Crispy pork trotters with Mission figs at Flour + Water, ca. July 2009.
Some of the most welcome offal to come out of the trend of head-to-tail cuisine are pork trotters, a.k.a. pigs’ feet, and we’re now seeing more of this humble pork product pop up on respectable menus in New York, L.A. and San Francisco. More often than not, the meat is braised, deboned, and formed into a crab cake-like portion, browned on both sides, and served with any number of sauces likely to win over even picky eaters — as they were last spring on the menu at the critically adored Frances, with a sauce gribiche.

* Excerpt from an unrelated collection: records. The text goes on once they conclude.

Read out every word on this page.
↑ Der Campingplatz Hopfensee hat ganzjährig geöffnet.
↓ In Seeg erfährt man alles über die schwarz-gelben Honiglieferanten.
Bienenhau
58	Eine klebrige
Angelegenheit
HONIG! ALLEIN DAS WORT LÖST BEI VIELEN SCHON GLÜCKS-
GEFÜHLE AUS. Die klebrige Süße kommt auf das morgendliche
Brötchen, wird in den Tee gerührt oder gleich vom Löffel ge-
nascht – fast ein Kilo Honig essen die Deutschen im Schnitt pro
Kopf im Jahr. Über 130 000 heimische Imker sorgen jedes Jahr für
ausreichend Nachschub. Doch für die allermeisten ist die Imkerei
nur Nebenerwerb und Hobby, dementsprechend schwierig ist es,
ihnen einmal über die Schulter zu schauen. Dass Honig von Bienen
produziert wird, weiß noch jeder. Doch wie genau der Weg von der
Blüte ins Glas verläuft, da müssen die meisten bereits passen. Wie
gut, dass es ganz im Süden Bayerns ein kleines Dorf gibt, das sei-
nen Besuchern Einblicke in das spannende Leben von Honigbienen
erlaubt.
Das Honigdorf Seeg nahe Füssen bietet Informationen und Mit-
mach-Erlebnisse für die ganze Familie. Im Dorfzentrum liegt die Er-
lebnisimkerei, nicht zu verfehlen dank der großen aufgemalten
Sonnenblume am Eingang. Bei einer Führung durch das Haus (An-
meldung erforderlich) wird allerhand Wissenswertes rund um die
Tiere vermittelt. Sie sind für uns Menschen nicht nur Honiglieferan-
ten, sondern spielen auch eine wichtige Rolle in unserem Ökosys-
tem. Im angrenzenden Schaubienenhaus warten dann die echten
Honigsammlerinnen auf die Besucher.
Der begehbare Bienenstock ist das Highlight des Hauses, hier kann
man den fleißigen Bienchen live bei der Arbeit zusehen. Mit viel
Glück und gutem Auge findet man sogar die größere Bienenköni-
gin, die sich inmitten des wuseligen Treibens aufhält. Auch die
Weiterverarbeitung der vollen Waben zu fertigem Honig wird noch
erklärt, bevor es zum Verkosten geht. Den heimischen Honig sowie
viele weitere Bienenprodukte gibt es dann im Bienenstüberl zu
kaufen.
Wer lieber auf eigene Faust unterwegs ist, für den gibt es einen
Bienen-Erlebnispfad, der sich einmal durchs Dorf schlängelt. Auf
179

Semi-rustic preparations of trotters have made appearances in New York over the last few years at places like Craft and Baba, and last winter Northern Spy did a trotter cake with mustard greens — a play on collard greens and ham hocks — that caught the attention of the Times and became the lede for their review. (“Slice into it and the pork spills out, outrageously tender. There is nothing to tip off the squeamish that we’ve entered hoof territory.”)

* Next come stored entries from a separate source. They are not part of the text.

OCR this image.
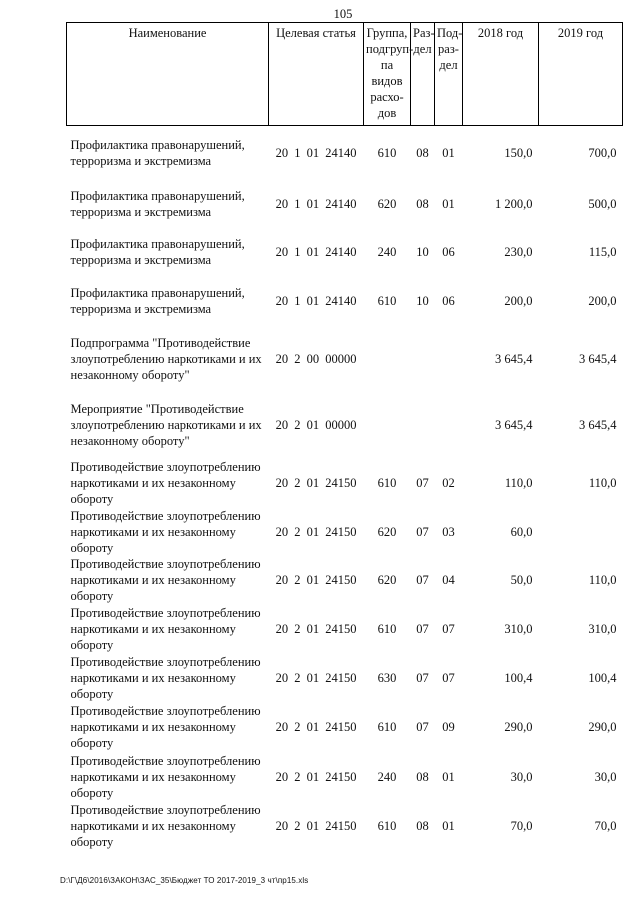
105
Наименование	Целевая статья	Группа, подгруп- па видов расхо- дов	Раз- дел	Под- раз- дел	2018 год	2019 год
Профилактика правонарушений, терроризма и экстремизма	20 1 01 24140	610	08	01	150,0	700,0
Профилактика правонарушений, терроризма и экстремизма	20 1 01 24140	620	08	01	1 200,0	500,0
Профилактика правонарушений, терроризма и экстремизма	20 1 01 24140	240	10	06	230,0	115,0
Профилактика правонарушений, терроризма и экстремизма	20 1 01 24140	610	10	06	200,0	200,0
Подпрограмма "Противодействие злоупотреблению наркотиками и их незаконному обороту"	20 2 00 00000				3 645,4	3 645,4
Мероприятие "Противодействие злоупотреблению наркотиками и их незаконному обороту"	20 2 01 00000				3 645,4	3 645,4
Противодействие злоупотреблению наркотиками и их незаконному обороту	20 2 01 24150	610	07	02	110,0	110,0
Противодействие злоупотреблению наркотиками и их незаконному обороту	20 2 01 24150	620	07	03	60,0	
Противодействие злоупотреблению наркотиками и их незаконному обороту	20 2 01 24150	620	07	04	50,0	110,0
Противодействие злоупотреблению наркотиками и их незаконному обороту	20 2 01 24150	610	07	07	310,0	310,0
Противодействие злоупотреблению наркотиками и их незаконному обороту	20 2 01 24150	630	07	07	100,4	100,4
Противодействие злоупотреблению наркотиками и их незаконному обороту	20 2 01 24150	610	07	09	290,0	290,0
Противодействие злоупотреблению наркотиками и их незаконному обороту	20 2 01 24150	240	08	01	30,0	30,0
Противодействие злоупотреблению наркотиками и их незаконному обороту	20 2 01 24150	610	08	01	70,0	70,0
D:\Г\Д6\2016\ЗАКОН\ЗАС_35\Бюджет ТО 2017-2019_3 чт\пр15.xls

But how did pigs’ feet — which many of us probably associate with the pale, puckered, and all-too-anatomically-intact versions we saw pickled in jars in the ethnic foods section of grocery stores as kids — become the stuff of haute cuisine?
San Francisco food writer Marcia Gagliardi (The Tablehopper) points back to the first wave of chefs embracing offal here in the last few years. “It started with the whole-animal guys — like Nate Appleman when he was at A16, Chris Cosentino at Incanto, and Mark Denham when he was at Laiola,” she says. “What you’re seeing now in S.F. is a second wave of restaurants doing rustic European dishes (Flour + Water, Frances, Contigo), and diners perhaps being a bit more adventurous.”

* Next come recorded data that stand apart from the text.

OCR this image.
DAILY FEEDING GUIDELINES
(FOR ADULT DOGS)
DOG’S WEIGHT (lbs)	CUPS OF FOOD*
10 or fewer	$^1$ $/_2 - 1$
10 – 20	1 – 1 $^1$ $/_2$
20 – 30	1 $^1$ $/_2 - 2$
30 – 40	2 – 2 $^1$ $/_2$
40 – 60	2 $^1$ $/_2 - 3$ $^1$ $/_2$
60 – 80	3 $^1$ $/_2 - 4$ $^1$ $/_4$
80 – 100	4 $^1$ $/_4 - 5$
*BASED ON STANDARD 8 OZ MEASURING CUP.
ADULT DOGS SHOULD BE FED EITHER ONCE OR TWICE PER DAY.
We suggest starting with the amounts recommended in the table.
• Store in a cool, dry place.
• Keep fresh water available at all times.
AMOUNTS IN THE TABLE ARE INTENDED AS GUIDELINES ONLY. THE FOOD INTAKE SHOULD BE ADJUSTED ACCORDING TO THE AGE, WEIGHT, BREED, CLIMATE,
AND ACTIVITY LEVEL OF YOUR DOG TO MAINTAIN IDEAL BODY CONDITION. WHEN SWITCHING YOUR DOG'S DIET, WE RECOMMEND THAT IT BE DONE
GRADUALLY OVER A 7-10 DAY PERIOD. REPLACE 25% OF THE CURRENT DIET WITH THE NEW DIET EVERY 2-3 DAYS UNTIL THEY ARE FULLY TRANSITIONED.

Below, a rough timeline of the trotters’ recent rise to prominence:
1999: Thomas Keller features Pig’s Feet with French Green Lentils in The French Laundry Cookbook.
2001: Tom Colicchio opens Craft in New York, later begins featuring pork trotters among his mix-and-match menu offerings.
2002: Chris Cosentino comes on board as executive chef at Incanto, bringing with him a passion for head-to-tail cooking, and using trotters in his pork ragu. Later launches the website OffalGood.com.
2004: The Bouchon Cookbook features pieds de cochon with a sauce gribiche.
2007-2008: Trotters make their appearance on Nate Appleman’s menus at A16 and SPQR in San Francisco. He later wins the James Beard Award for Rising Star Chef, as well as a Food & Wine Best New Chef nod. They continue to make appearances on both menus under new chefs Liza Shaw and Matt Accarrino, in ragus, terrinas, and Shaw’s pork trotter zampone, which are deboned foreshanks stuffed with either sausage or a meatball mixture, then braised and finished off in a wood-fired oven.
June 2008: Animal opens in Los Angeles, and chefs Vinny Dotolo and Jon Shook garner loads of attention for their bold use of offal, and they frequently work trotters into their menu.
June 2009: Bouchon opens in Beverly Hills, features trotters.
July 2009: Flour + Water opens to loads of press early in the year, and that summer begins featuring trotters breaded and fried and served with Mission figs and mustard greens.
February 2010: The Times writes up Northern Spy and their trotter dish.
Spring 2010: Trotters appear on the menu at Frances, braised and seared in cakes, served with a sauce gribiche and pickled vegetables. Frances is nominated for a Beard Award for Best New Restaurant.
April 2010: Saveur spotlights the very rustic crispy pata (fried pigs’ feet) at Patio Filipino in San Bruno.
June 2010: Prospect opens in San Francisco, from the team behind the uber-successful Boulevard, featuring a dish that combines pork trotters with lobster. Critic Jonathan Kauffman later calls out the dish as a point where chef Ravi Kapur “hits a sweet spot” of edginess.